Conclusion – Why BYOD Strategies Need Zero Trust Now

Trust-but-verify isn’t working today. Attackers are capitalizing on it by stealing or buying privileged access credentials, accessing any system or database they choose. Financial Services firms fully expect their new products and services launching in 2020 to face an onslaught of breach and hacking attempts. Trust-but-verify approaches that are propagated across an enterprises’ BYOD base of devices using Virtual Private Networks and demilitarized zones (DMZ) impede employee’s productivity, often force login authentication. Trust-but verify doesn’t scale well into BYOD scenarios, leaving large gaps attackers can gain access to valuable internal data and systems. For BYOD users, trust-but-verify reduces productivity, delivers poor user experiences, and for new business models, slower customer response times.

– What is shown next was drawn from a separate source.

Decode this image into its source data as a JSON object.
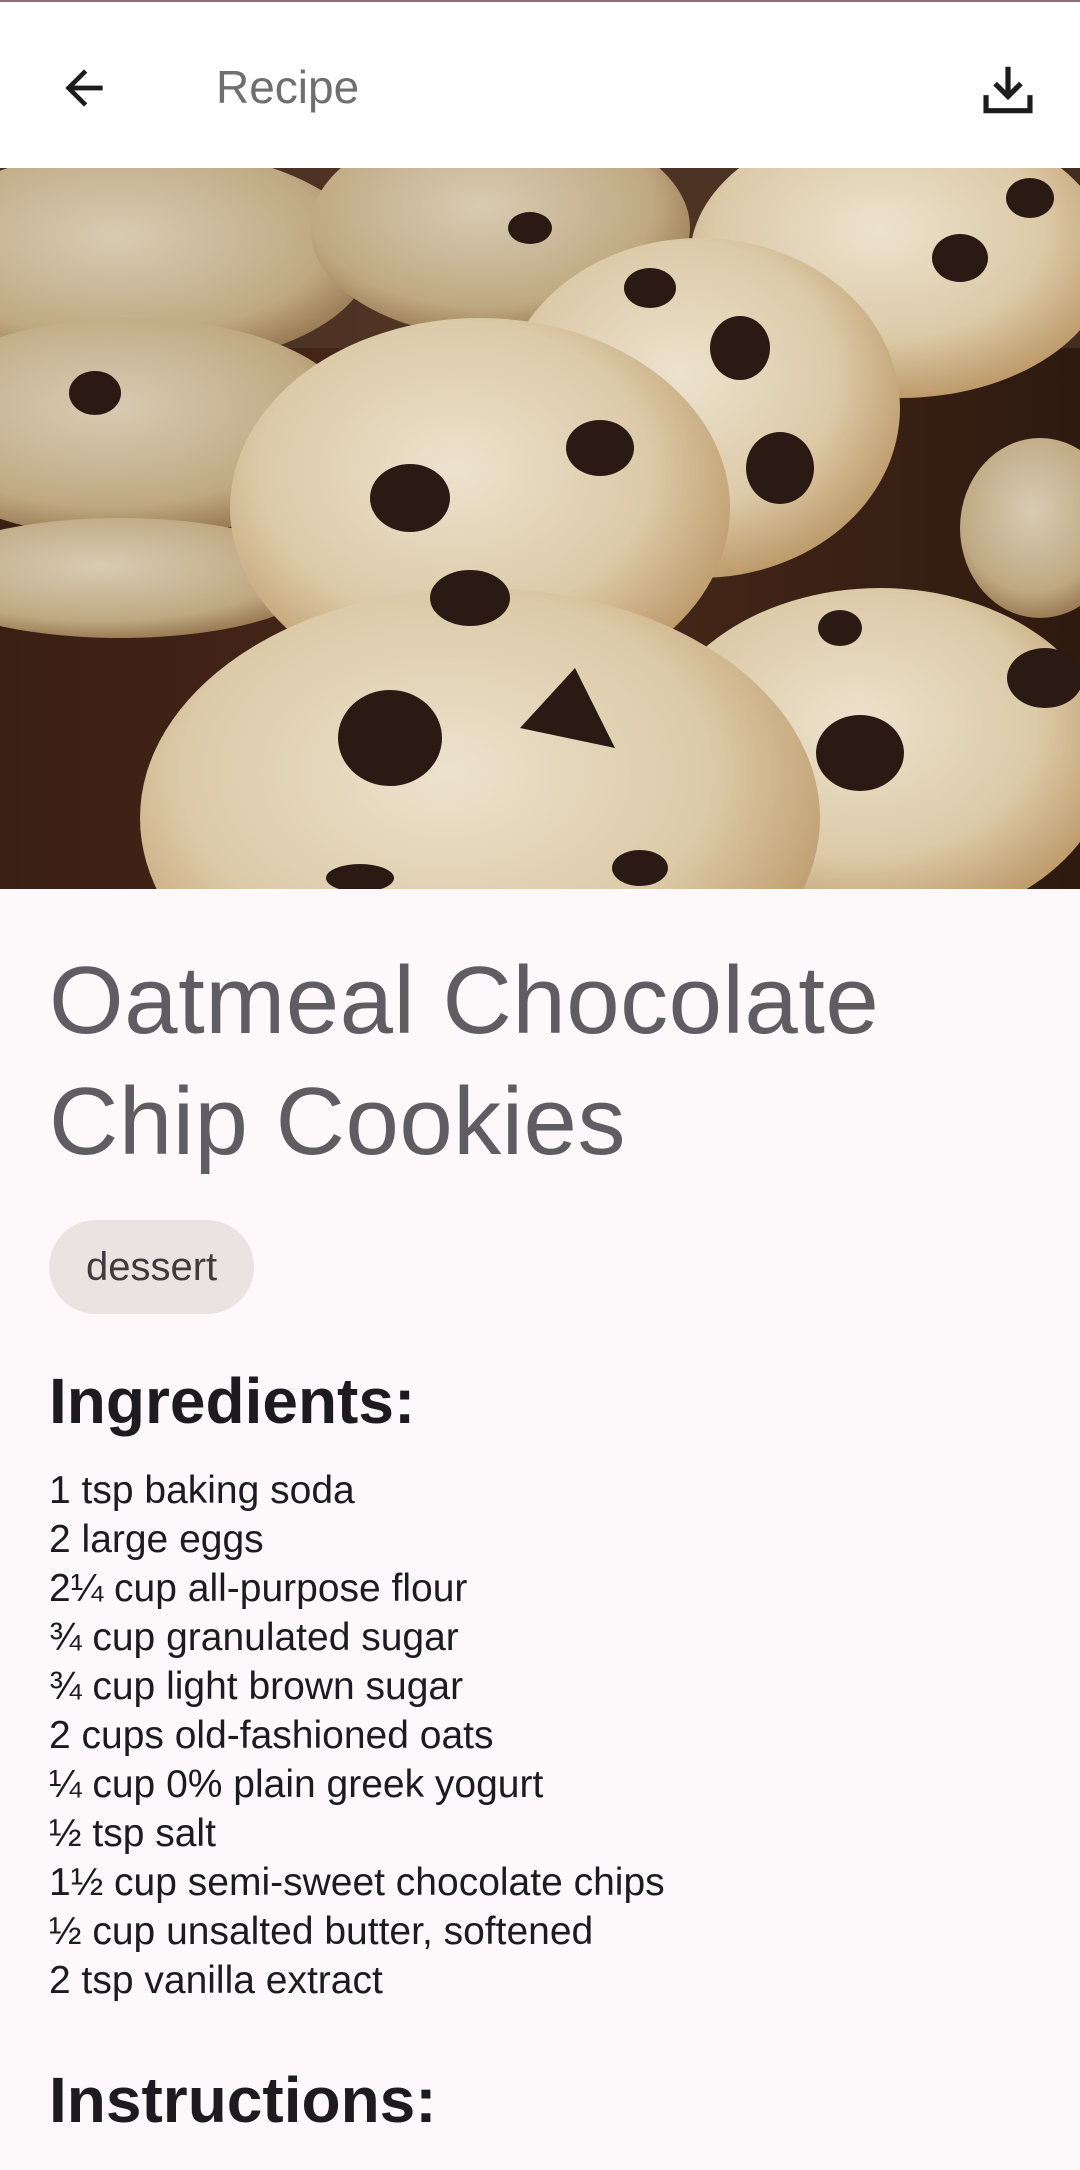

By going to a Zero Trust Framework, Financial Services firms will be able to treat every identity and the mobile device they are using as their new security perimeter. Basing a BYOD strategy on a Zero Trust Framework enables any organization to find the correlation between the user, device, applications, and networks in milliseconds, thwarting potential threats before granting secure access to the device. Leaders delivering Zero Trust for BYOD include MobileIron, who provides endpoint management (UEM) capabilities with enabling technologies of zero sign-on (ZSO) user and device authentication, multi-factor authentication (MFA), and mobile threat detection (MTD).